クロス本体の素材がどんなものであっても、シリコンを含んでいればすべてシリコンクロスといえます。
シリコンを含んだクロスは磨く力が少し備わっていて、空拭きでも汚れを落としやすいのですが、細かい傷をつけやすい一面もあります。
そのため、きれいな艶を持っているギターやベースの場合、使っているうちにその艶が消え濁ったような見た目になってしまうことも。
その反対(艶消し加工してあったのにいつの間にかツヤツヤ)もまた然り。
このようなことが相次いだため、あまり人気がなく、最近は見かけることも少なくなりました。
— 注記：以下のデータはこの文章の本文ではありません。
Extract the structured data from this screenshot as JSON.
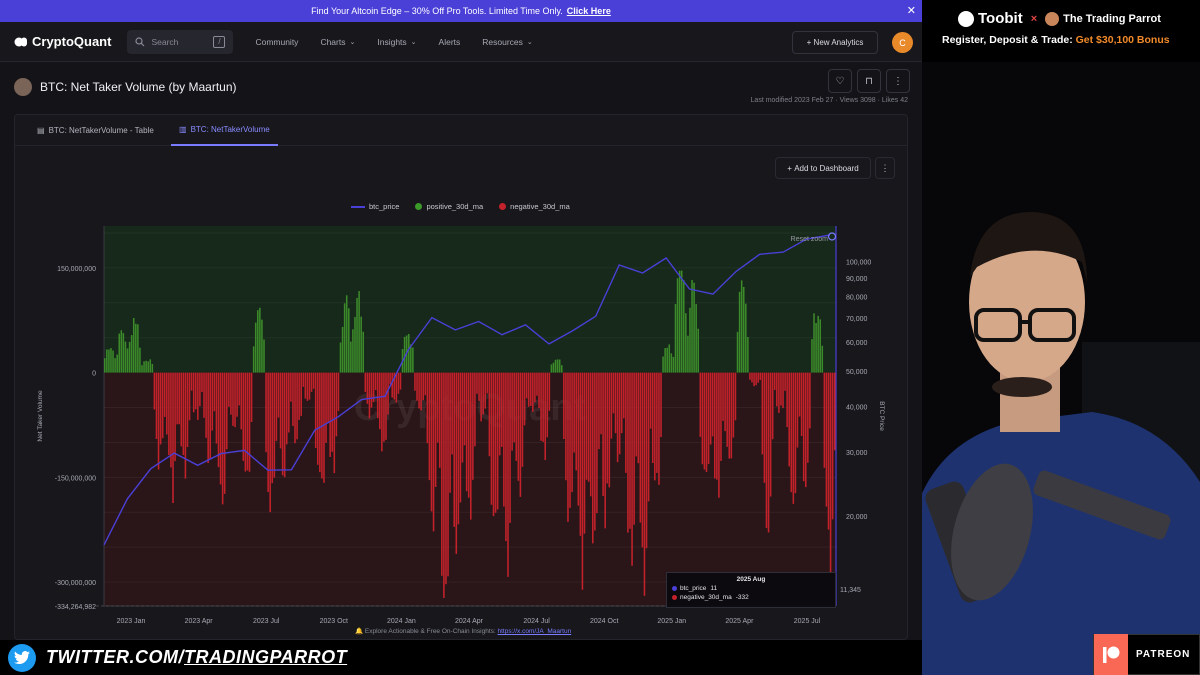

フレットやブリッジ、ペグなどの金属パーツ表面が曇っていたらささっと拭く、それには良いのですが…
ギター・ベース用に限定してみれば、見た目は気にせず楽に手入れしたい時や、大量の楽器を手早く磨く必要がある時くらいにしか活躍の場が与えられていないように思います。
何度か洗濯するとシリコンが落ちてノンシリコンクロスと同じになるといわれていますが、それならばわざわざシリコン入りのクロスを買わなくてもよいでしょう。
最近めっきり見かけなくなりましたが、細かい傷がつく危険を考えれば避けるのが安全です。
まとめ
最後に、それぞれの素材のクロスの使い所や違いについて、簡単にまとめます。
- マイクロファイバークロスはいろんな用途で使える万能アイテム。どちらかといえば仕上げや空拭き用。
- コットンクロスはポリッシュやワックス、オイルなどを使うクリーニング用として用いるのが便利。
- キョンセーム革は空拭き専用で他よりも高価。加えて手入れに手間がかかるが、汚れはものすごくよく落ちる。
同じ素材でも、タオルっぽくしたりする(パイル生地)など、仕上がりによってその使い勝手も大きく変わります。
クロスはギター・ベースのクリーニングには欠かせないものなので、色々試してみてお気に入りのクロスを見つけてくださいね!